Naty 08/03/2024
Nível S.K de qualidade
Já comecei esse livro com um preconceito: o final é ruim. Grande parte dos comentários que eu lia sobre ele dizia isso, mas, mais uma vez, o King me surpreendeu positivamente. Mas antes de falar do polêmico final de Sob a Redoma, quero falar da história no geral.
O livro tem quase 1000 páginas. A história começa literalmente no momento em que a redoma aparece na cidade, completamente invisível e imperceptível a não ser pelo toque. Diversas tragédias ocorrem simultaneamente em decorrência desse aparecimento inusitado: acidentes, mortes, membros decepados. Tudo isso é narrado nas primeiras 100 páginas mais ou menos. Ou seja, alguns minutos em 100 páginas. E o King faz isso com tanta maestria que não fica entediante em momento algum.
Depois que o choque inicial passa e os cidadãos compreendem que estão totalmente isolados do mundo exterior, o autor adiciona elementos que vão bem além do caráter sobrenatural e misterioso da redoma. Aqui, o nosso protagonista é o grande vilão da história. Big Jim, o vereador da cidade de Chester's Mill, é o ser humano mais abominável que eu já vi em um livro. Também é o personagem mais bem desenvolvido. Profundo, intrigante, completamente odiável, falso cristão e falso moralista, político corrupto, criminoso e extremamente autoritário e egocêntrico. Big Jim é um dos melhores personagens que o King já construiu. Ele vê na situação de calamidade causada pela redoma uma forma de fortalecer seu poder e governar como um ditador, aumentando a força policial e a repressão e controlando todos os setores da vida social. Não existe mais a separação de vida privada e vida pública embaixo da redoma. Big Jim dá um jeito de controlar até as situações mais íntimas dos seus cidadãos.
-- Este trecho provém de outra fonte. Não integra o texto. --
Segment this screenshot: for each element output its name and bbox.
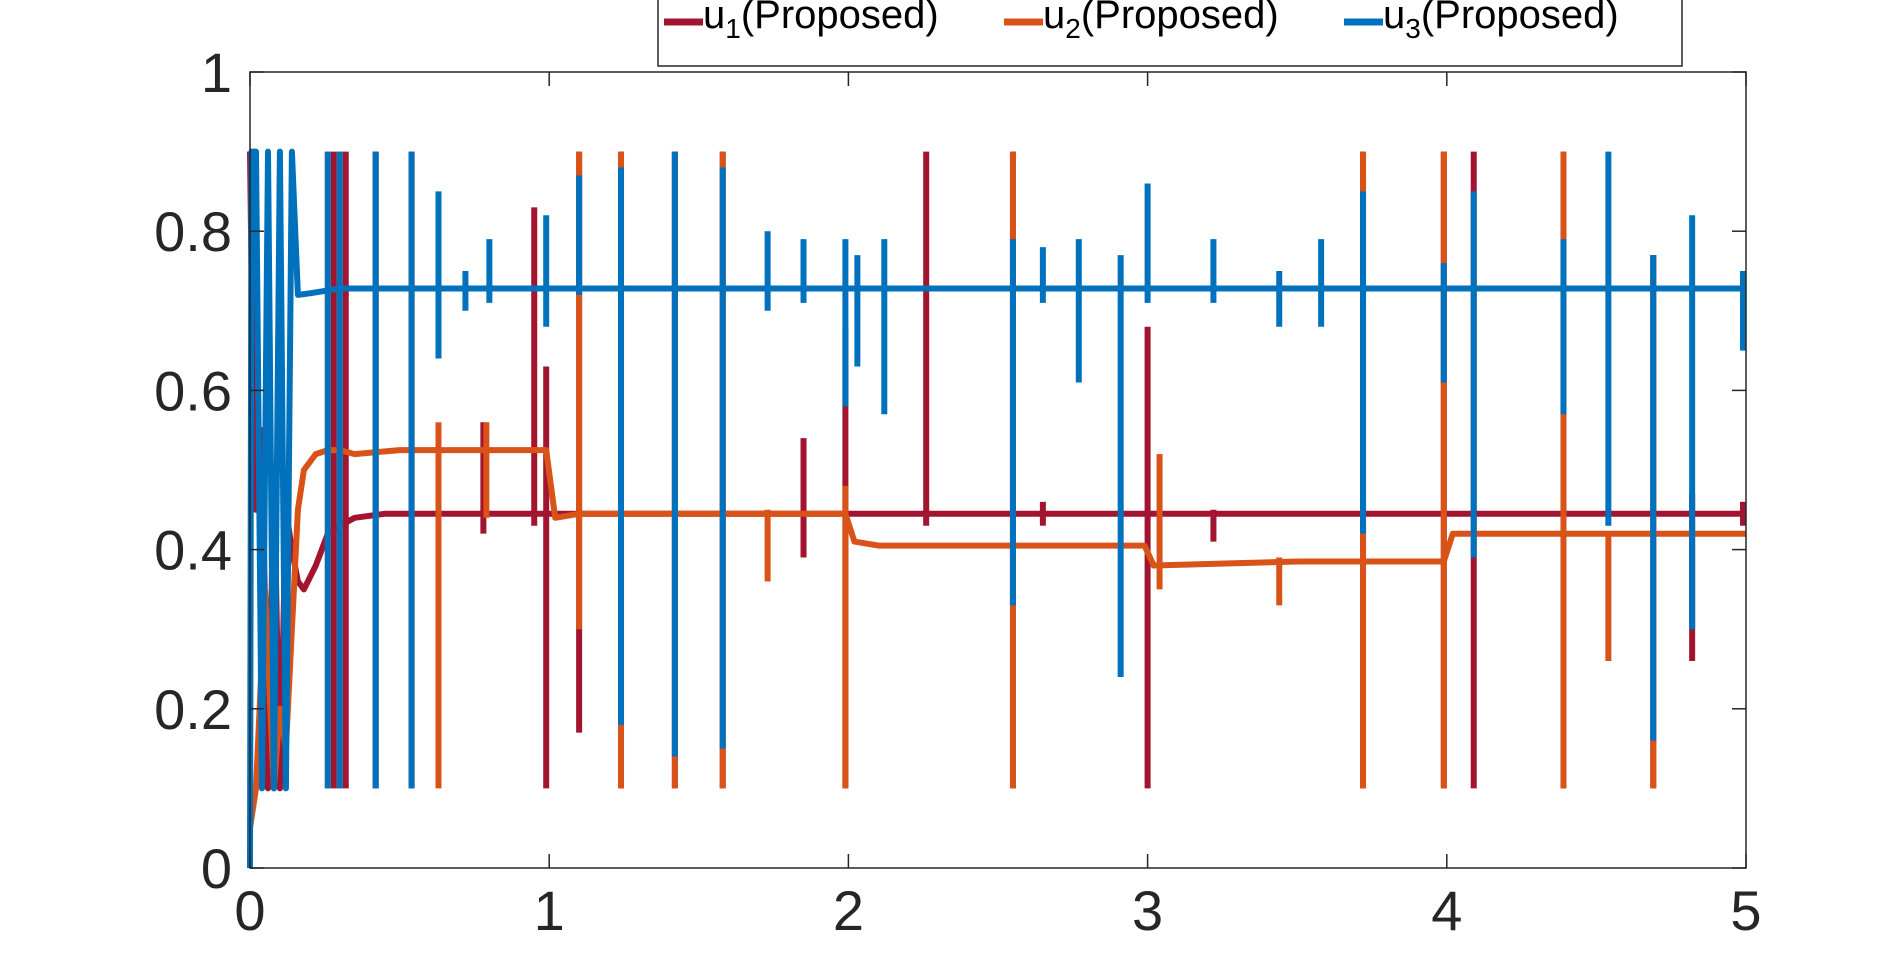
y-tick-label: 0.8 [154,200,232,263]
series-u3 [247,148,1747,869]
y-tick-label: 0 [201,837,232,900]
legend-box [657,0,1683,67]
legend: u1(Proposed) u2(Proposed) u3(Proposed) [657,0,1683,67]
x-tick-label: 5 [1730,879,1761,942]
series-layer [247,148,1747,869]
y-tick-label: 1 [201,41,232,104]
legend-label-u2-main: u [1043,0,1065,37]
legend-label-u2-rest: (Proposed) [1081,0,1279,37]
axes-box [249,71,1747,869]
series-line-u3 [247,148,1746,869]
legend-label-u3-main: u [1383,0,1405,37]
legend-label-u2: u2(Proposed) [1043,0,1279,44]
x-tick-label: 4 [1431,879,1462,942]
legend-label-u3-sub: 3 [1405,13,1421,44]
x-tick-label: 3 [1132,879,1163,942]
plot-background [250,72,1746,868]
x-tick-label: 1 [534,879,565,942]
legend-label-u3-rest: (Proposed) [1421,0,1619,37]
legend-label-u3: u3(Proposed) [1383,0,1619,44]
legend-label-u2-sub: 2 [1065,13,1081,44]
y-tick-label: 0.6 [154,359,232,422]
x-tick-label: 0 [234,879,265,942]
ticks-layer: 0 1 2 3 4 5 0 0.2 0.4 0.6 0.8 1 [154,41,1761,942]
legend-label-u1-main: u [703,0,725,37]
legend-label-u1: u1(Proposed) [703,0,939,44]
y-tick-label: 0.4 [154,519,232,582]
y-tick-label: 0.2 [154,678,232,741]
legend-label-u1-sub: 1 [725,13,741,44]
x-tick-label: 2 [833,879,864,942]
legend-label-u1-rest: (Proposed) [741,0,939,37]
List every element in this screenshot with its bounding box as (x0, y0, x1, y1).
Além dele, existem diversos outros personagens terríveis e detestáveis. É um livro com cenas muito pesadas, violências, gatilhos e muitas injustiças. O King nunca foi fã de situações romantizadas e Sob a Redoma é prova disso. Tudo que tá ruim, pode piorar, e tudo que pode dar errado, vai dar. Simplesmente uma desgraceira do começo ao fim.
Tem gente que diz que a redoma deveria ser o foco principal do livro e acaba não sendo. Queriam um livro de ficção científica onde o autor focasse nos aspectos sobrenaturais que envolvem essa barreira. Mas o que o autor que mostrar é COMO AS PESSOAS SE COMPORTAM SEM REGRAS SOCIAIS. Os habitantes da cidade ficam isolados do mundo externo e começam a ter atitudes que eles jamais teriam em outra situação. Da mesma forma, qualquer pessoa que ganhe um pouquinho de poder começa a agir como um ditador e ter atitudes totalmente arbitrárias. A redoma não é o foco principal do livro e sim o que acontece SOB A REDOMA: como as pessoas se transformam em situações desesperadoras, como elas podem ser burras e influenciáveis quando estão com medo, como elas podem ser violentas e maldosas se acreditarem que são superiores.
O final do livro, na minha opinião, é a conclusão mais viável que poderia ter. Afinal a gente ta falando de uma barreira invisível que cerca exatamente os limites da cidade. Qual a chance de isso ser uma invenção humana? Nenhuma. Não achei que o final foi viajado, mas concordo que a conclusão foi um pouco rápida e simples demais em comparação a toda a história do livro. O primeiro dia de redoma dura umas 200 páginas e o King gasta só 5 com a conclusão dessa loucura toda???? Achei insuficiente, mas não quer dizer que foi ruim ou mirabolante.
Diante de tudo isso, o livro é MARAVILHOSO. A escrita divina do homem consegue criar uma história de 1000 páginas com pouquíssimos momentos de lentidão. Os personagens são muito bem construídos, apesar de serem muitos. Os aspectos técnicos são muito bem pensados, todas as consequências climáticas e ecológicas da redoma são sempre ressaltadas e aumentam a sensação de desespero do livro.
Sou suspeita pra falar porque amo tudo que o King escreve, mas esse livro é perfeito. Valeu muitooooo a pena as mil páginas e os exatos 30 dias de leitura.